İzmir'in birinci derecede gündem maddesi olması gereken deprem ve kentsel dönüşüm konusunu uzun yıllardır ısrarla takip ettiğini ve sorunların çözümü için İzmir milletvekili olarak Ankara'da da çalışmalarını sürdürdüğünü kaydeden AK Parti İzmir Milletvekili Necip Nasır, 10 Temmuz 2020 tarihinde TBMM'deki özel gündemli konuşmasına ilişkin görüntüleri de toplantıya katılan basın mensupları ile paylaştı.

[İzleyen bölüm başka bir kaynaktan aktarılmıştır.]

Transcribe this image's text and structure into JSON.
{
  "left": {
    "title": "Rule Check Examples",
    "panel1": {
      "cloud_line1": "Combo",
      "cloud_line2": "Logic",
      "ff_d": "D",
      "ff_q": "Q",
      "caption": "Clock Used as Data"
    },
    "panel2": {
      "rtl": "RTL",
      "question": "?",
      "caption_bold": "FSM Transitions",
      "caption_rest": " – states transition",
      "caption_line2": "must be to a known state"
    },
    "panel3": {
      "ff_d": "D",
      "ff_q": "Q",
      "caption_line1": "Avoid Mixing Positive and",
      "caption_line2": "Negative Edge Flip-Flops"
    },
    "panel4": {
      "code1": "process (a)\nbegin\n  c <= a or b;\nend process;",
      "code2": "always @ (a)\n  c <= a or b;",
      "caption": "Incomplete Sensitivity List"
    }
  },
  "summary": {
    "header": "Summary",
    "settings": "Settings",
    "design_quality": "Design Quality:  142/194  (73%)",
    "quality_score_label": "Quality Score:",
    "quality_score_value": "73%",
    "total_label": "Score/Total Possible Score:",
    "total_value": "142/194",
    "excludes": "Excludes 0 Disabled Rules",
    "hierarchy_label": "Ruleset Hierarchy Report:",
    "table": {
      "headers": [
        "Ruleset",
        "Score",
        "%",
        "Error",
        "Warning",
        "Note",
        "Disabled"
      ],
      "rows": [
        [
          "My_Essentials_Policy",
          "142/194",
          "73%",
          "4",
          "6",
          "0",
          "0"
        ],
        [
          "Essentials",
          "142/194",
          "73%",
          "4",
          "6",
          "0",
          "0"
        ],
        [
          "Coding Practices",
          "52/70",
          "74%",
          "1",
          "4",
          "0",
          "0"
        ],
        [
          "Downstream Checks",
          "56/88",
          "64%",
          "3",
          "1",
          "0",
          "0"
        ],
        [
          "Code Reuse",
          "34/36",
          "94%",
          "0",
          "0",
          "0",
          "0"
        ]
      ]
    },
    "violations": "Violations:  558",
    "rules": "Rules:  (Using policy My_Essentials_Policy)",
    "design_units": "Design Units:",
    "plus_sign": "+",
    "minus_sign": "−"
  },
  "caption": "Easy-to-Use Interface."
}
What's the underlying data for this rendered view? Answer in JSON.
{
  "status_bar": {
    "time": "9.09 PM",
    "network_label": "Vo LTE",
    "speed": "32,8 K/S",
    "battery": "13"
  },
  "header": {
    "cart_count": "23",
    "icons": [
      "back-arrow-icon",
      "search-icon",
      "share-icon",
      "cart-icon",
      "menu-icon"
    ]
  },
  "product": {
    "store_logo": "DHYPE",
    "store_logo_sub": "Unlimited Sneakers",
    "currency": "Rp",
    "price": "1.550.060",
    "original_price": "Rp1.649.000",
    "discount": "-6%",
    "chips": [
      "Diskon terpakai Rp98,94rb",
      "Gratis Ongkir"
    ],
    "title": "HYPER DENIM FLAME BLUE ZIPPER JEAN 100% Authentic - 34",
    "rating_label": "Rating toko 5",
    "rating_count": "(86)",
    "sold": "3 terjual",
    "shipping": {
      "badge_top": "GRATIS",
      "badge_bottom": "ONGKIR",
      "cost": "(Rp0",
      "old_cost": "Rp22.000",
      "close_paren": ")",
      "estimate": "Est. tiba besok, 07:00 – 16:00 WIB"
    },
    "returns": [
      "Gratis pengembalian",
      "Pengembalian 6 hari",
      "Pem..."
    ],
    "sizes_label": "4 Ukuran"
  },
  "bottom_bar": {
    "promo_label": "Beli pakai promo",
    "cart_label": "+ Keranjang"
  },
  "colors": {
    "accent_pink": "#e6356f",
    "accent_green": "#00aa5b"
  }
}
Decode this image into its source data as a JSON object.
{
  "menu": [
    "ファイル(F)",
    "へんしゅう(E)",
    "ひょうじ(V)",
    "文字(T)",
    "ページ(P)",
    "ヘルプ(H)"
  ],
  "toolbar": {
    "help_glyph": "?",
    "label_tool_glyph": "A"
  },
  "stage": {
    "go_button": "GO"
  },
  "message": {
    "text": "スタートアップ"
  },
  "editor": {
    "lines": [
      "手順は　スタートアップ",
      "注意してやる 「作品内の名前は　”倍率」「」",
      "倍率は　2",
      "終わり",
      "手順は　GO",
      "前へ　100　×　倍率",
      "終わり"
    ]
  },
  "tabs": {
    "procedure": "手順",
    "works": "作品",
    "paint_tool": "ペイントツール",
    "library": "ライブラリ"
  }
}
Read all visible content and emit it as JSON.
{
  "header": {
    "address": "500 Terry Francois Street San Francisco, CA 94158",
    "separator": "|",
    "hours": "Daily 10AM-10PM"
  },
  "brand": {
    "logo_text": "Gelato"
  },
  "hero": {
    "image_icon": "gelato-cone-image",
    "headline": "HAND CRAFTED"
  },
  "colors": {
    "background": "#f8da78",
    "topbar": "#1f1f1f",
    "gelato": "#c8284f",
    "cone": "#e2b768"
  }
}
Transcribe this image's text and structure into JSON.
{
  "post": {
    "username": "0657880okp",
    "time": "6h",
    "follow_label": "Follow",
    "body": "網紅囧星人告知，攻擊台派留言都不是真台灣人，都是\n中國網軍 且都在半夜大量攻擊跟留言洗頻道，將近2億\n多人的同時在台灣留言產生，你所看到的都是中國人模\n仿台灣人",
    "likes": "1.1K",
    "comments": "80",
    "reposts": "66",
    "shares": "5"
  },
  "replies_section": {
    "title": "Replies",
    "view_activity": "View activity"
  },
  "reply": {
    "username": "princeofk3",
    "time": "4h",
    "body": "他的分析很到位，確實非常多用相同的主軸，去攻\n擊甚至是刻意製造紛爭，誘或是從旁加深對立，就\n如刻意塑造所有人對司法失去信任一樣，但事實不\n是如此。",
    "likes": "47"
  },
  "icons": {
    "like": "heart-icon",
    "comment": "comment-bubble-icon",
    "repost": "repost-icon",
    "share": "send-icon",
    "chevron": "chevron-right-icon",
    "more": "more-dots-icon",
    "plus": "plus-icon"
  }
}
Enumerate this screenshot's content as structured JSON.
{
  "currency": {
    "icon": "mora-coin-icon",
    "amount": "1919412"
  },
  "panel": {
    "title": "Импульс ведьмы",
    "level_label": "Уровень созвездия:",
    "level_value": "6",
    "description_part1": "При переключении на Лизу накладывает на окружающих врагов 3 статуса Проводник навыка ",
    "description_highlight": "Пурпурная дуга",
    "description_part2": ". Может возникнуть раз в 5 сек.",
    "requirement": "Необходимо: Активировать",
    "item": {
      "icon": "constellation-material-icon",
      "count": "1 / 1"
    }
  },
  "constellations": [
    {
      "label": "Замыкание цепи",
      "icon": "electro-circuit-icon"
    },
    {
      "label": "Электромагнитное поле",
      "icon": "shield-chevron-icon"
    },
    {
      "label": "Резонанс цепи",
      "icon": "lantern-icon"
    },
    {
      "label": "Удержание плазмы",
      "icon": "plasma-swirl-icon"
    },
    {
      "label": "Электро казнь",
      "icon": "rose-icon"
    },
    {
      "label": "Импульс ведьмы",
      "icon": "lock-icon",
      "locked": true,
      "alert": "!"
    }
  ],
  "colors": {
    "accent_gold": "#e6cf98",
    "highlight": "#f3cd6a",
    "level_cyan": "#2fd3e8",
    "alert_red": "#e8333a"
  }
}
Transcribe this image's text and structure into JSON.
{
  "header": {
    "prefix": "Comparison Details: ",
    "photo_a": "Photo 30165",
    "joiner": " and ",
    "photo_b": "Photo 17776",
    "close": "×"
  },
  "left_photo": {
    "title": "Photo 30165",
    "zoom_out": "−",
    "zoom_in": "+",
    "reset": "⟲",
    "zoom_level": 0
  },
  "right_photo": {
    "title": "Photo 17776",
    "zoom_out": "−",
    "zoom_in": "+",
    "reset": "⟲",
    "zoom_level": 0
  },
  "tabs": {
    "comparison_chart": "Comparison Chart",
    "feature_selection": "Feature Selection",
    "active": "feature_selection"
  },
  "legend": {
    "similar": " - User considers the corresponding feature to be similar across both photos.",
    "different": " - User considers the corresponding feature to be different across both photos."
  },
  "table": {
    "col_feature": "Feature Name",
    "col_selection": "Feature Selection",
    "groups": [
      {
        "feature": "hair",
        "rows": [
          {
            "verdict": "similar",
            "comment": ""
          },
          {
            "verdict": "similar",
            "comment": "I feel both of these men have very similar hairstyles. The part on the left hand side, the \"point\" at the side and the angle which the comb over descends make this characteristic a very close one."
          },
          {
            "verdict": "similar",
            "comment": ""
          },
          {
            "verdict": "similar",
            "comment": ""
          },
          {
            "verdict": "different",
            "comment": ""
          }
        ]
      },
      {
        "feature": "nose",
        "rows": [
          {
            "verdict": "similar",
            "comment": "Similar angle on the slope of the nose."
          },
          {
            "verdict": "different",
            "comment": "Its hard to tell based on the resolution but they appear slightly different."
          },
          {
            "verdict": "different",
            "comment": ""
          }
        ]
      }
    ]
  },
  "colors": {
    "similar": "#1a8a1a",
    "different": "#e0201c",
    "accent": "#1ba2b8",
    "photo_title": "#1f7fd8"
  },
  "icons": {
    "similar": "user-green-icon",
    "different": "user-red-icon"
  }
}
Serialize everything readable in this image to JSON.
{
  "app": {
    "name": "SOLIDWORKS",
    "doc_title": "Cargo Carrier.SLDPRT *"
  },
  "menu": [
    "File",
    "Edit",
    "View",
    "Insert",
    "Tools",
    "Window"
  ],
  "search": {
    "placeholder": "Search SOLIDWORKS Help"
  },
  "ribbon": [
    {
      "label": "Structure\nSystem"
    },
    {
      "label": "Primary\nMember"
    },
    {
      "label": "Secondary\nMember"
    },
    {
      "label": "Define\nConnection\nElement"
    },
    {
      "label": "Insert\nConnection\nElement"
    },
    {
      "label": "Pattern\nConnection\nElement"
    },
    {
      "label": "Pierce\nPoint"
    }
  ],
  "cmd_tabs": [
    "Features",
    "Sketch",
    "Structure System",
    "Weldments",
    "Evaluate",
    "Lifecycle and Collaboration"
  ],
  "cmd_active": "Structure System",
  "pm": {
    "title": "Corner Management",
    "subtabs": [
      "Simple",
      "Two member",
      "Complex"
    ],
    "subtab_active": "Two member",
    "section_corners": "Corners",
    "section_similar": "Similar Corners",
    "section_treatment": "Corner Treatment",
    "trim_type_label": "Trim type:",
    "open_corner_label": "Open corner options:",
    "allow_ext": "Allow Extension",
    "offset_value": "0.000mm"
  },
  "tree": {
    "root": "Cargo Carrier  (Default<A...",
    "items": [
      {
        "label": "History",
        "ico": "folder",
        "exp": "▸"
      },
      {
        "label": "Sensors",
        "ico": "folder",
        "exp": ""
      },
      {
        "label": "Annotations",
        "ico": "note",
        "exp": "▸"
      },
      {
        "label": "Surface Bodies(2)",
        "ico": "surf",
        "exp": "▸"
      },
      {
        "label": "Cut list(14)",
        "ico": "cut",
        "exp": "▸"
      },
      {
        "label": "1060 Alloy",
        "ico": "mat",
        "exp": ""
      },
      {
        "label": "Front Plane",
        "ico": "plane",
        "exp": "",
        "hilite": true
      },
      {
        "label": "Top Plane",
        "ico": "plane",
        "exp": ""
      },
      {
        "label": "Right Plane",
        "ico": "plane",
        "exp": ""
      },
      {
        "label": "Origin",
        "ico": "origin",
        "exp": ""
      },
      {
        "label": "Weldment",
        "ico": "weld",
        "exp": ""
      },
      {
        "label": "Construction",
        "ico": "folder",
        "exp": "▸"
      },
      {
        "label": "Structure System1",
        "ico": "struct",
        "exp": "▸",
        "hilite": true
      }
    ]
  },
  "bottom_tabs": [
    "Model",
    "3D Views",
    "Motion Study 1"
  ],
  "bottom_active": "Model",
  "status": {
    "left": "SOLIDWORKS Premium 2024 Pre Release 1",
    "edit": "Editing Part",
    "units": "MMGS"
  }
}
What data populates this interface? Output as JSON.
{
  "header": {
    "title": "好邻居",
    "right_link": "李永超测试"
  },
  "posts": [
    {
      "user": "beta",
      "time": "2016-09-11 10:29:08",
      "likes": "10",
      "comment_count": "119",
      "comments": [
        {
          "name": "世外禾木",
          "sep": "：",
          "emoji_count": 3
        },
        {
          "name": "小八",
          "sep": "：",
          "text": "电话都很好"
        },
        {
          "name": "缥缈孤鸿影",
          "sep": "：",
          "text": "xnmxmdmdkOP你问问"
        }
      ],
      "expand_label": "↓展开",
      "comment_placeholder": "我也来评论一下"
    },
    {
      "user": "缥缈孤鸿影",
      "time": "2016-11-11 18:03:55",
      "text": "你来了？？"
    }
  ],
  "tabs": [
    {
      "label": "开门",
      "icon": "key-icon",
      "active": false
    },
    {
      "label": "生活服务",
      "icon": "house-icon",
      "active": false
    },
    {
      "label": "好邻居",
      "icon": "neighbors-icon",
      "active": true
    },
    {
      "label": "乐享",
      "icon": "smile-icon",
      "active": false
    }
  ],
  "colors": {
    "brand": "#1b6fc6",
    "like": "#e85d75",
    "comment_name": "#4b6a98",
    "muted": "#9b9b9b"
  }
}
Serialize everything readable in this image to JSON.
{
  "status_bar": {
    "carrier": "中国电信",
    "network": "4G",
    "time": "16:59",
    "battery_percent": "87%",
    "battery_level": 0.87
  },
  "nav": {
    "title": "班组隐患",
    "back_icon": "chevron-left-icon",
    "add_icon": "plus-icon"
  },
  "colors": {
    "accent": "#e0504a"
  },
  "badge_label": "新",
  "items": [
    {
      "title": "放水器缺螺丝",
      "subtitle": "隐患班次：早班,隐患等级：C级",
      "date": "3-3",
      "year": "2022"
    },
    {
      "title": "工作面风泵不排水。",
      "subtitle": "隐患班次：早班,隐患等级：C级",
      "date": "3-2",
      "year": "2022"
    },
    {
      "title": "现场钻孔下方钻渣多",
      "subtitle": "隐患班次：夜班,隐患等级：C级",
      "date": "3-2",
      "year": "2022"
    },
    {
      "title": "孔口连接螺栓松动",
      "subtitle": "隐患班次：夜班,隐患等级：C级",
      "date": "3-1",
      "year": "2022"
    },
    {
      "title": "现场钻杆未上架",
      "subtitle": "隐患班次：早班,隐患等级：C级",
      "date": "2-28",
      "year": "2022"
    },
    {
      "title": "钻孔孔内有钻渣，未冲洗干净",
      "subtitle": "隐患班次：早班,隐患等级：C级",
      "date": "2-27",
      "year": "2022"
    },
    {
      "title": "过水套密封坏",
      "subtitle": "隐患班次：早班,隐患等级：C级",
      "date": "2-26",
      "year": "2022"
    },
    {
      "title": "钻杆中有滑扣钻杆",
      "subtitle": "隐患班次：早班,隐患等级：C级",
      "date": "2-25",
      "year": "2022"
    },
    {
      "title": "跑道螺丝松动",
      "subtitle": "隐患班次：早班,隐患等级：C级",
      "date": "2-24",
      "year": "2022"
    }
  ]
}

Meclis konuşmasından sonra 28 Temmuz 2020'de AK Parti olarak TBMM deprem araştırması açılması için verdikleri önergeyi paylaşan Nasır, TBMM meclis konuşmasından sonra, Çevre ve Şehircilik Bakanı Murat Kurum ile görüştüğünü ve İzmir'in deprem önceliği ve yapı stoğu hakkında kendisine bilgi aktardığını belirtti.
Necip Nasır, Bakanlığın hazırlayacağı çalışma sonucunda yerel yönetimler, STK'lar ve bakanlığın ortak bir çalıştay yaparak bir İzmir modeli oluşturulması kararlaştırıldığını, bakanlığın çalışmayı başlattığını kendisinin de Belediye Başkanları ile bu doğrultuda görüşmelere başladığını ancak bu süreçte 30 Ekim depreminin yaşandığını söyledi.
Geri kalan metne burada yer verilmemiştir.